One friend of mine, who has a PhD. and is a frequent guest on news shows, uses paper towels as a shield between her hand and latches and doorknobs. When there are no paper towels, she wonders, “Do restaurants not understand that germophobes will just use gobs of toilet paper?” To dispose of it, “I’ve actually taken to moving trash cans near the door. Okay,” she admits. “I’m a little obsessive.”
For some women, unrest begins before they even enter the restroom. “Why, why, do I always have to walk past the men’s room to get to the women’s room?” wrote one.

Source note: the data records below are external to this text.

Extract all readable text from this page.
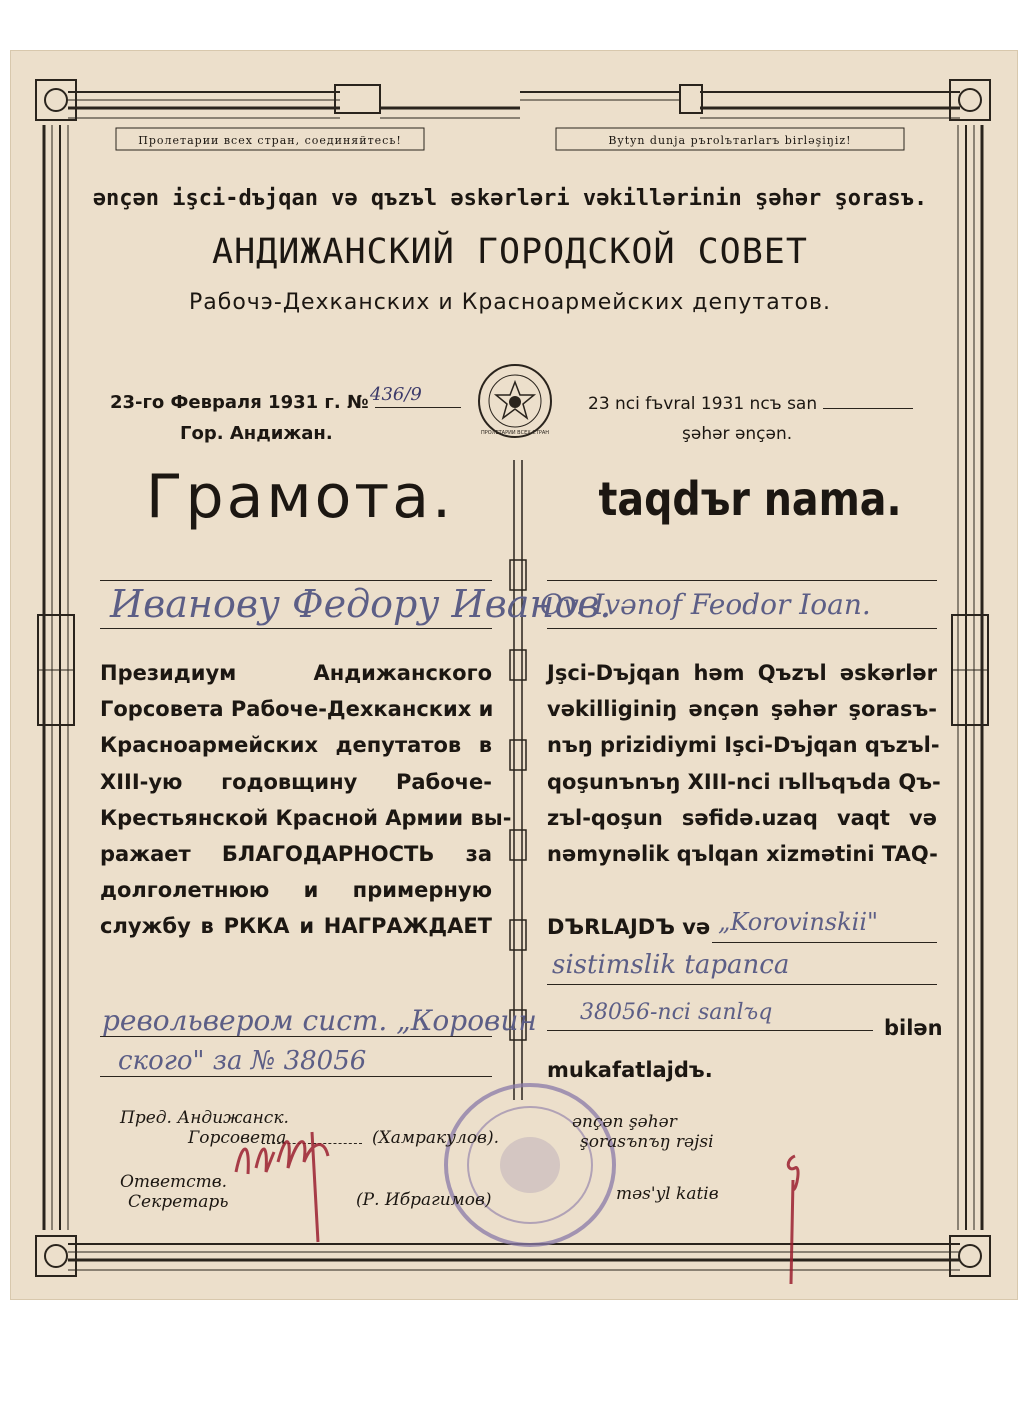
Пролетарии всех стран, соединяйтесь!	Bytyn dunja pъrolътarlarъ birləşiŋiz!
ənçən işci-dъjqan və qъzъl əskərləri vəkillərinin şəhər şorasъ.
АНДИЖАНСКИЙ ГОРОДСКОЙ СОВЕТ
Рабочэ-Дехканских и Красноармейских депутатов.
23-го Февраля 1931 г. № 436/9
Гор. Андижан.	ПРОЛЕТАРИИ ВСЕХ СТРАН
23 nci fъvral 1931 ncъ san
şəhər ənçən.
Грамота.	taqdъr nama.
Иванову Федору Иванов.
Ov. Ivənof Feodor Ioan.
Президиум Андижанского
Горсовета Рабоче-Дехканских и
Красноармейских депутатов в
XIII-ую годовщину Рабоче-
Крестьянской Красной Армии вы-
ражает БЛАГОДАРНОСТЬ за
долголетнюю и примерную
службу в РККА и НАГРАЖДАЕТ
револьвером сист. „Коровин
ского" за № 38056
Jşci-Dъjqan həm Qъzъl əskərlər
vəkilliginiŋ ənçən şəhər şorasъ-
nъŋ prizidiymi Işci-Dъjqan qъzъl-
qoşunъnъŋ XIII-nci ıъllъqъda Qъ-
zъl-qoşun səfidə.uzaq vaqt və
nəmynəlik qъlqan xizmətini TAQ-
DЪRLAJDЪ və „Korovinskii"
sistimslik tapanca
38056-nci sanlъq
bilən
mukafatlajdъ.
Пред. Андижанск.
Горсовета	(Хамракулов).
Ответств.
Секретарь	(Р. Ибрагимов)
ənçən şəhər
şorasъnъŋ rəjsi
məs'yl katiв
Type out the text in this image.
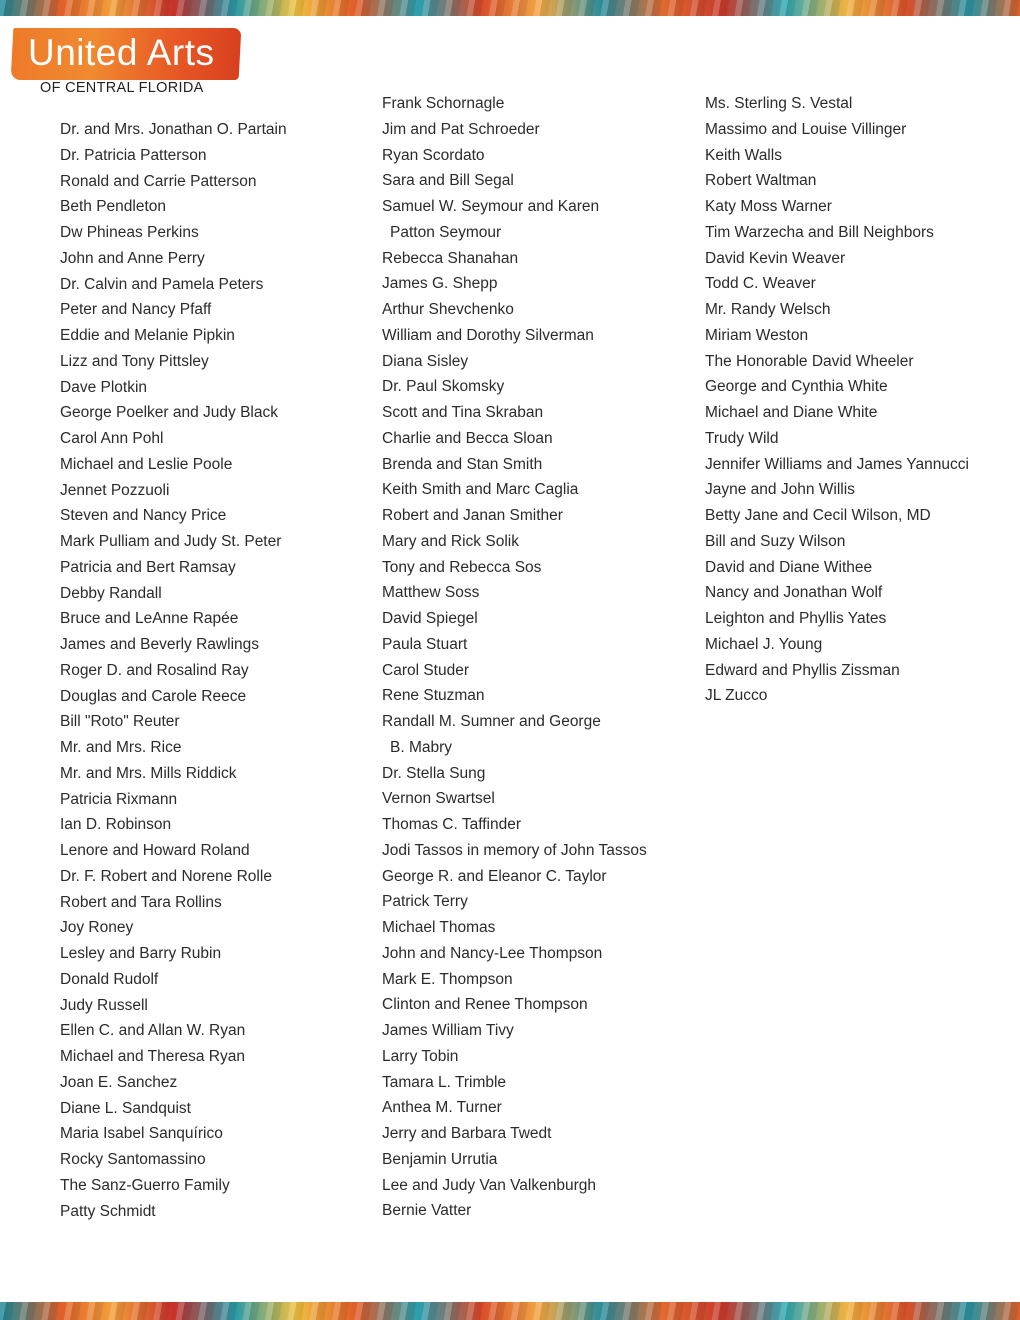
United Arts

OF CENTRAL FLORIDA

Dr. and Mrs. Jonathan O. Partain
Dr. Patricia Patterson
Ronald and Carrie Patterson
Beth Pendleton
Dw Phineas Perkins
John and Anne Perry
Dr. Calvin and Pamela Peters
Peter and Nancy Pfaff
Eddie and Melanie Pipkin
Lizz and Tony Pittsley
Dave Plotkin
George Poelker and Judy Black
Carol Ann Pohl
Michael and Leslie Poole
Jennet Pozzuoli
Steven and Nancy Price
Mark Pulliam and Judy St. Peter
Patricia and Bert Ramsay
Debby Randall
Bruce and LeAnne Rapée
James and Beverly Rawlings
Roger D. and Rosalind Ray
Douglas and Carole Reece
Bill "Roto" Reuter
Mr. and Mrs. Rice
Mr. and Mrs. Mills Riddick
Patricia Rixmann
Ian D. Robinson
Lenore and Howard Roland
Dr. F. Robert and Norene Rolle
Robert and Tara Rollins
Joy Roney
Lesley and Barry Rubin
Donald Rudolf
Judy Russell
Ellen C. and Allan W. Ryan
Michael and Theresa Ryan
Joan E. Sanchez
Diane L. Sandquist
Maria Isabel Sanquírico
Rocky Santomassino
The Sanz-Guerro Family
Patty Schmidt
Frank Schornagle
Jim and Pat Schroeder
Ryan Scordato
Sara and Bill Segal
Samuel W. Seymour and Karen
Patton Seymour
Rebecca Shanahan
James G. Shepp
Arthur Shevchenko
William and Dorothy Silverman
Diana Sisley
Dr. Paul Skomsky
Scott and Tina Skraban
Charlie and Becca Sloan
Brenda and Stan Smith
Keith Smith and Marc Caglia
Robert and Janan Smither
Mary and Rick Solik
Tony and Rebecca Sos
Matthew Soss
David Spiegel
Paula Stuart
Carol Studer
Rene Stuzman
Randall M. Sumner and George
B. Mabry
Dr. Stella Sung
Vernon Swartsel
Thomas C. Taffinder
Jodi Tassos in memory of John Tassos
George R. and Eleanor C. Taylor
Patrick Terry
Michael Thomas
John and Nancy-Lee Thompson
Mark E. Thompson
Clinton and Renee Thompson
James William Tivy
Larry Tobin
Tamara L. Trimble
Anthea M. Turner
Jerry and Barbara Twedt
Benjamin Urrutia
Lee and Judy Van Valkenburgh
Bernie Vatter
Ms. Sterling S. Vestal
Massimo and Louise Villinger
Keith Walls
Robert Waltman
Katy Moss Warner
Tim Warzecha and Bill Neighbors
David Kevin Weaver
Todd C. Weaver
Mr. Randy Welsch
Miriam Weston
The Honorable David Wheeler
George and Cynthia White
Michael and Diane White
Trudy Wild
Jennifer Williams and James Yannucci
Jayne and John Willis
Betty Jane and Cecil Wilson, MD
Bill and Suzy Wilson
David and Diane Withee
Nancy and Jonathan Wolf
Leighton and Phyllis Yates
Michael J. Young
Edward and Phyllis Zissman
JL Zucco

“It’s less convenient, less safe.” To which another responded, “I think that’s to keep the men away from the women’s room. Minimizes lurking.”
The walk down the corridor can be more unsettling if there’s an exit door at the end, just past the women’s room. Abduction becomes a concern. I, personally, dislike restrooms in basements, especially when the corridor is dim and narrow and there are unmarked doors around.
But the most interesting thing our survey exposed was a dividing line between women. Men, pay attention: The following doesn’t get you off the hook, but does suggest a rebuttal, if you want to get explicit.
Though it isn’t much discussed, women know the divide: those who will actually sit on a public toilet seat (sometimes covering it with toilet paper) versus those who refuse to make contact and instead hover over it.
The sitters are vehement that the squatters, as they call them, splatter. Clearly, this accusation can be made with certainty only in women’s rooms.
“[You] need to grab some extra toilet paper and wipe the flippin’ seat,” one disgusted Pennington sitter wrote. “Some of us don’t have the upper thigh strength to balance our midlife booties over a toilet for more than 3 seconds! And can ya flush? Damn!”
“For the love of all that’s holy,” added a Union resident, “have they no shame!?”
Of course, many of these complaints apply to restrooms in other public places. The infamous line outside a women’s room is usually worse at concerts or sporting events, where there are intermissions and big crowds. But realizing that we share restaurant restrooms with the people who prepare and serve our food can make even the hardened queasy. A 1997 study cited by the Centers for Disease Control says that as many as 38 percent of restaurant food poisoning outbreaks may be attributed to “poor personal hygiene.” A CDC fact sheet also warns that hepatitis A can be spread by inadequate handwashing after using the toilet.
With such concerns in mind, one Facebooker noted that, when there’s no hot water, “and I spot the ‘Employees Must Wash Hands’ sign, I’m no longer interested in the menu.”